The code is not iterative, but there are array reductions and other things where the order of floating point operations would change with thread order. It was also written in 2010 and I guess this issue was just ignored since then, so I can’t claim with 100% confidence that this is not the result of a bug/race condition but cuda-memcheck/racecheck doesn’t report any errors and we’ve been pretty thorough in going through the implementation in detail. There’s definitely no host-side corruption, we can check that at run-time.
I didn’t mention explicitly that the results are repeatable on the same machine. I don’t quite understand that because it’s pretty easy to demonstrate that thread order does vary between runs. Shouldn’t any variations in thread order cause non-associativity issues?
Depending on the details of your processing and the details of your data, differing thread order may or may not cause different final results due to lack of floating-point associativity.
Since you mention the app dates to 2010: If your reference data is very old, it may have been generated on sm_1x devices, which did not provide a single-precision FMA operation, but rather an non-IEEE 754 compliant FMAD instruction. Depending on code and data details, the switch from FMAD to FMA can cause significant numerical differences.
However, CUDA support for sm_1x devices was discontinued some years back, and all GPUs supported currently provide the same set of floating-point hardware operations. Therefore, for deterministic expression evaluations, any numerical differences should be down to different code generation and / or different libraries (e.g. the standard math library is being continuously improved for performance and accuracy).
Yeah I guess now it’s all about the details.
The date was just context, I’ve recently inherited responsibility for this code which hasn’t really changed since then. Up-to-date reference data is periodically generated on the production machine, the current set is only a few weeks old. Absolute accuracy is not the goal at this stage, we need to be able to reproduce production results on our development machines which so far we can’t.

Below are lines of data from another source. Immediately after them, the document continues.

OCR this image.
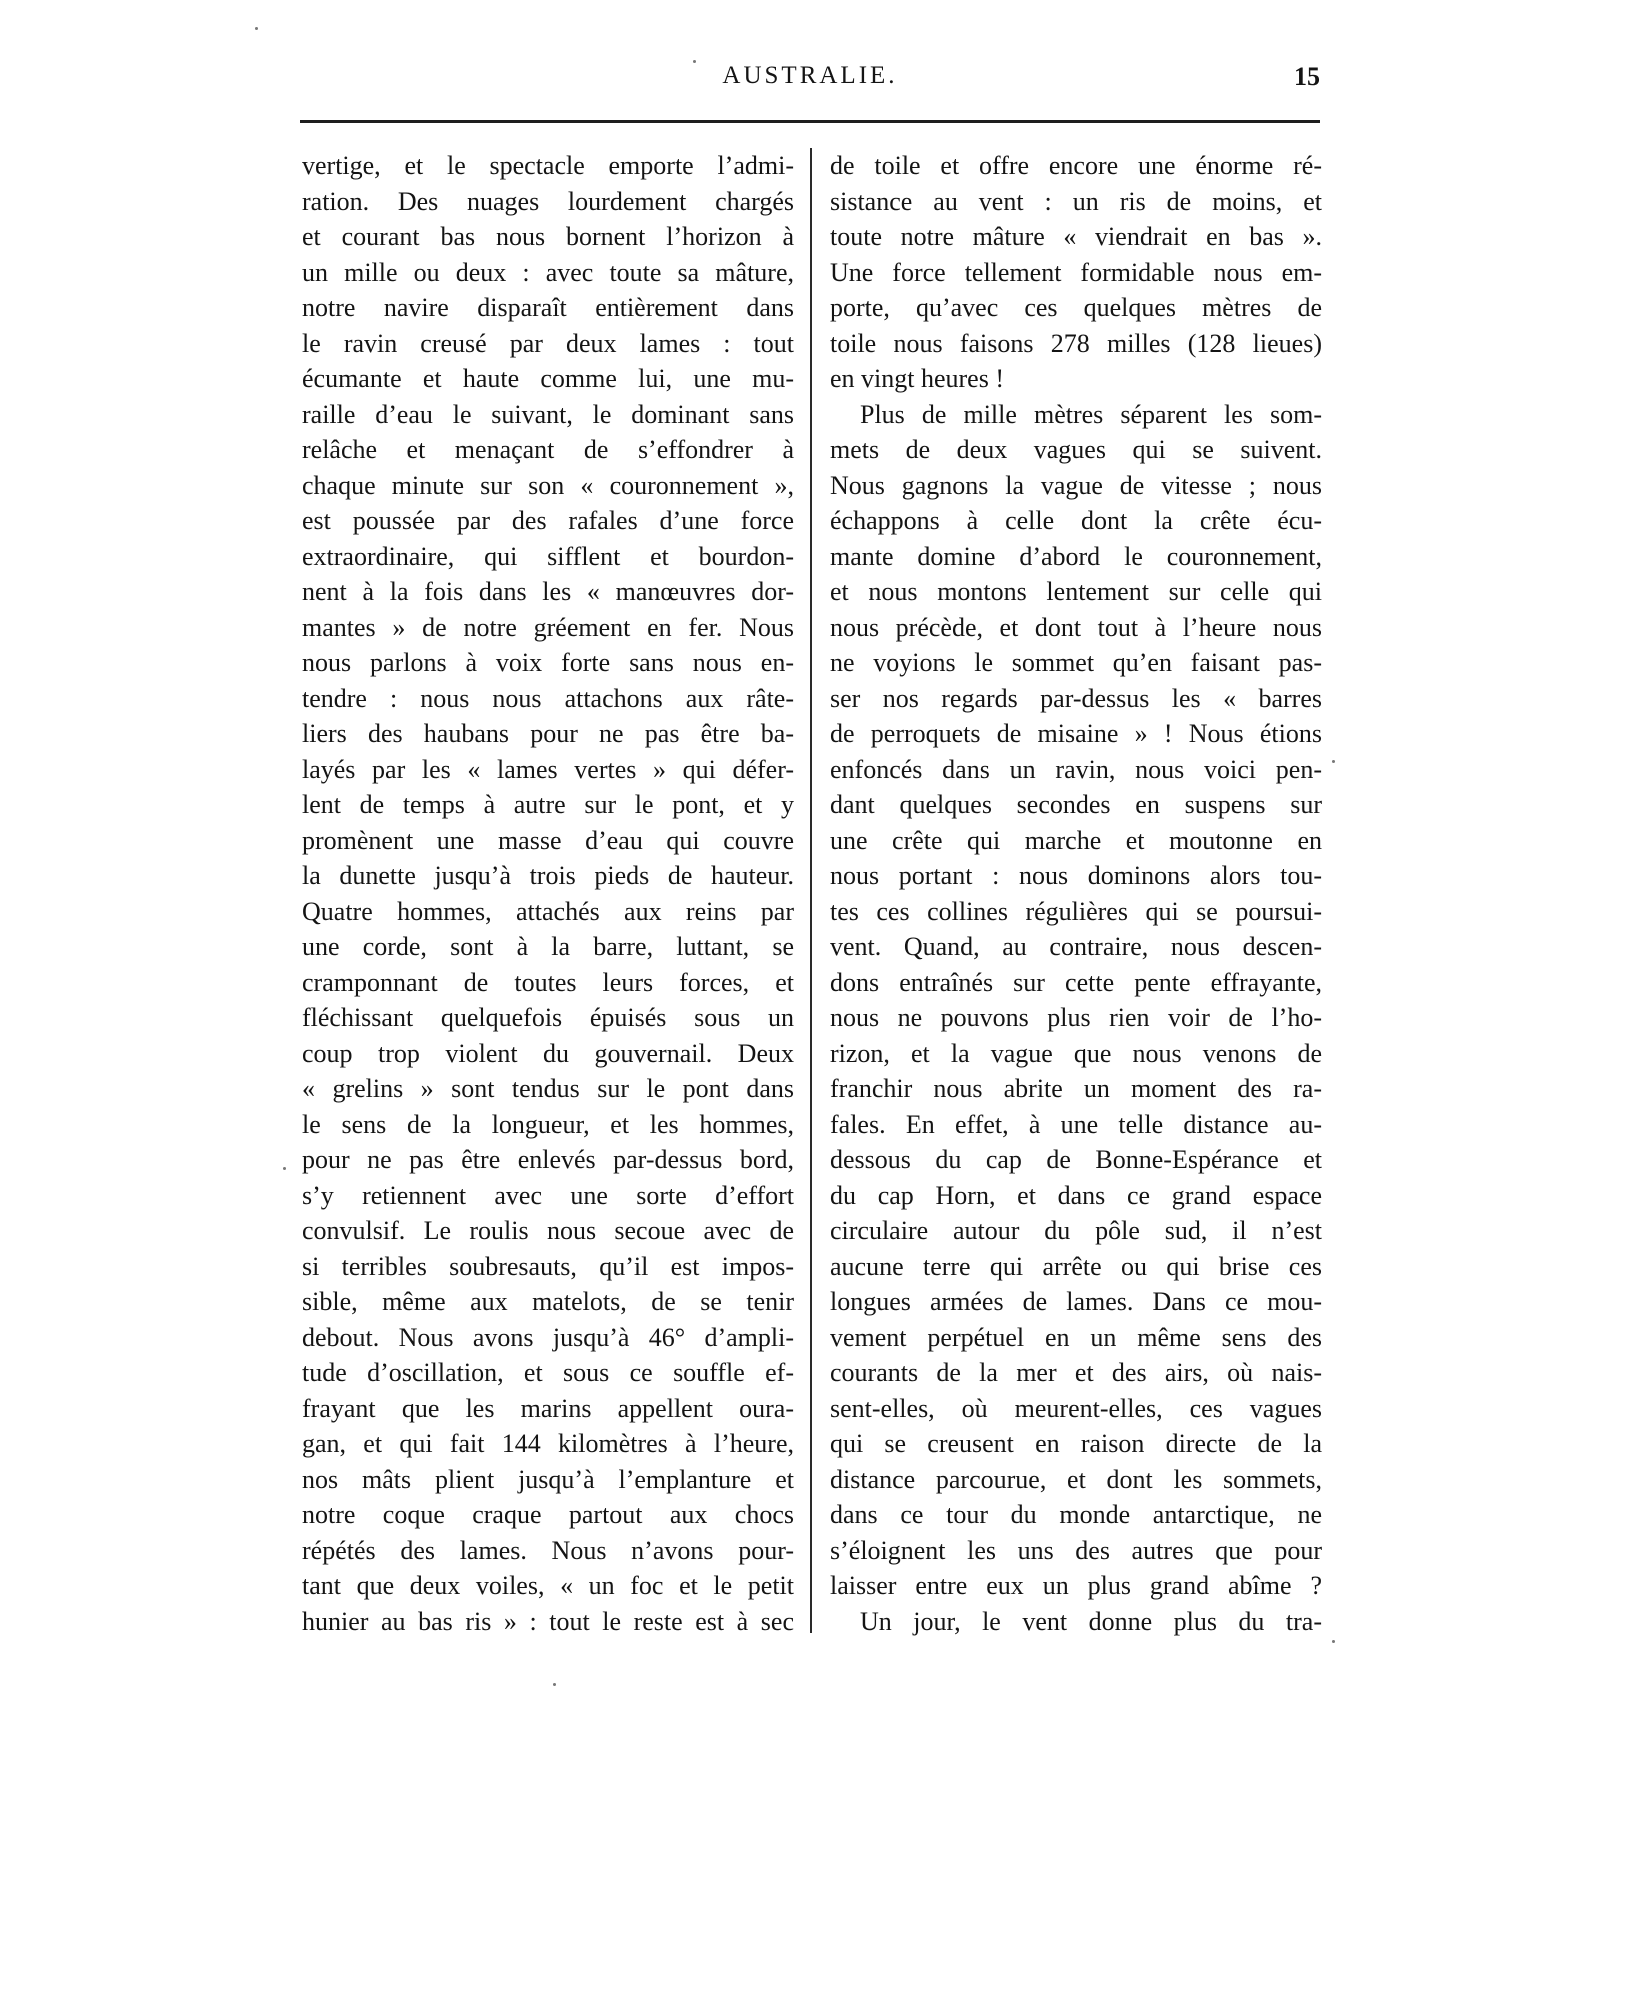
AUSTRALIE.	15
vertige, et le spectacle emporte l’admi-
ration. Des nuages lourdement chargés
et courant bas nous bornent l’horizon à
un mille ou deux : avec toute sa mâture,
notre navire disparaît entièrement dans
le ravin creusé par deux lames : tout
écumante et haute comme lui, une mu-
raille d’eau le suivant, le dominant sans
relâche et menaçant de s’effondrer à
chaque minute sur son « couronnement »,
est poussée par des rafales d’une force
extraordinaire, qui sifflent et bourdon-
nent à la fois dans les « manœuvres dor-
mantes » de notre gréement en fer. Nous
nous parlons à voix forte sans nous en-
tendre : nous nous attachons aux râte-
liers des haubans pour ne pas être ba-
layés par les « lames vertes » qui défer-
lent de temps à autre sur le pont, et y
promènent une masse d’eau qui couvre
la dunette jusqu’à trois pieds de hauteur.
Quatre hommes, attachés aux reins par
une corde, sont à la barre, luttant, se
cramponnant de toutes leurs forces, et
fléchissant quelquefois épuisés sous un
coup trop violent du gouvernail. Deux
« grelins » sont tendus sur le pont dans
le sens de la longueur, et les hommes,
pour ne pas être enlevés par-dessus bord,
s’y retiennent avec une sorte d’effort
convulsif. Le roulis nous secoue avec de
si terribles soubresauts, qu’il est impos-
sible, même aux matelots, de se tenir
debout. Nous avons jusqu’à 46° d’ampli-
tude d’oscillation, et sous ce souffle ef-
frayant que les marins appellent oura-
gan, et qui fait 144 kilomètres à l’heure,
nos mâts plient jusqu’à l’emplanture et
notre coque craque partout aux chocs
répétés des lames. Nous n’avons pour-
tant que deux voiles, « un foc et le petit
hunier au bas ris » : tout le reste est à sec
de toile et offre encore une énorme ré-
sistance au vent : un ris de moins, et
toute notre mâture « viendrait en bas ».
Une force tellement formidable nous em-
porte, qu’avec ces quelques mètres de
toile nous faisons 278 milles (128 lieues)
en vingt heures !
Plus de mille mètres séparent les som-
mets de deux vagues qui se suivent.
Nous gagnons la vague de vitesse ; nous
échappons à celle dont la crête écu-
mante domine d’abord le couronnement,
et nous montons lentement sur celle qui
nous précède, et dont tout à l’heure nous
ne voyions le sommet qu’en faisant pas-
ser nos regards par-dessus les « barres
de perroquets de misaine » ! Nous étions
enfoncés dans un ravin, nous voici pen-
dant quelques secondes en suspens sur
une crête qui marche et moutonne en
nous portant : nous dominons alors tou-
tes ces collines régulières qui se poursui-
vent. Quand, au contraire, nous descen-
dons entraînés sur cette pente effrayante,
nous ne pouvons plus rien voir de l’ho-
rizon, et la vague que nous venons de
franchir nous abrite un moment des ra-
fales. En effet, à une telle distance au-
dessous du cap de Bonne-Espérance et
du cap Horn, et dans ce grand espace
circulaire autour du pôle sud, il n’est
aucune terre qui arrête ou qui brise ces
longues armées de lames. Dans ce mou-
vement perpétuel en un même sens des
courants de la mer et des airs, où nais-
sent-elles, où meurent-elles, ces vagues
qui se creusent en raison directe de la
distance parcourue, et dont les sommets,
dans ce tour du monde antarctique, ne
s’éloignent les uns des autres que pour
laisser entre eux un plus grand abîme ?
Un jour, le vent donne plus du tra-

We’re only working with sm_30 and above at this stage.
So basically the nondeterministic part is a combination of the non-guarantee of Cuda thread execution order and the previously mentioned implementation details.
Just to add to this, we also observe this behaviour in our 2D hydrodynamic modelling code.
Our development machines consist of a GTX 1080 (sm_61) and a GTX 690 (sm_30). The code performs a number of floating point reductions per timestep and we compile the code to PTX only, based on sm_30 (i.e. let the driver JIT compile it to SASS).
For a particular GPU architecture (e.g. sm_30) and given the same input data, our integration tests always produce the same results. However, when comparing the results generated by different GPU architectures (e.g. sm_30 vs sm_61), there are always very minor differences in output (in the order of 10E-6). This isn’t too much of a concern and we’ve always just assumed these are due to differences in the order of floating point operations between GPU architectures.
I was sort-of expecting errors around 10E-6 or smaller, which this thread has mostly confirmed.
What we’re seeing can be as large as 10E-1 but that’s after some nonlinear processing and I haven’t been able to check what the error would be before the nonlinear stages yet.
Depending on the computation, it is entirely possible that initially tiny differences from a non-deterministic reduction get magnified into very substantial ones, in particular if the problem is ill-conditioned. Long-running simulations can easily be affected by the “butterfly effect”.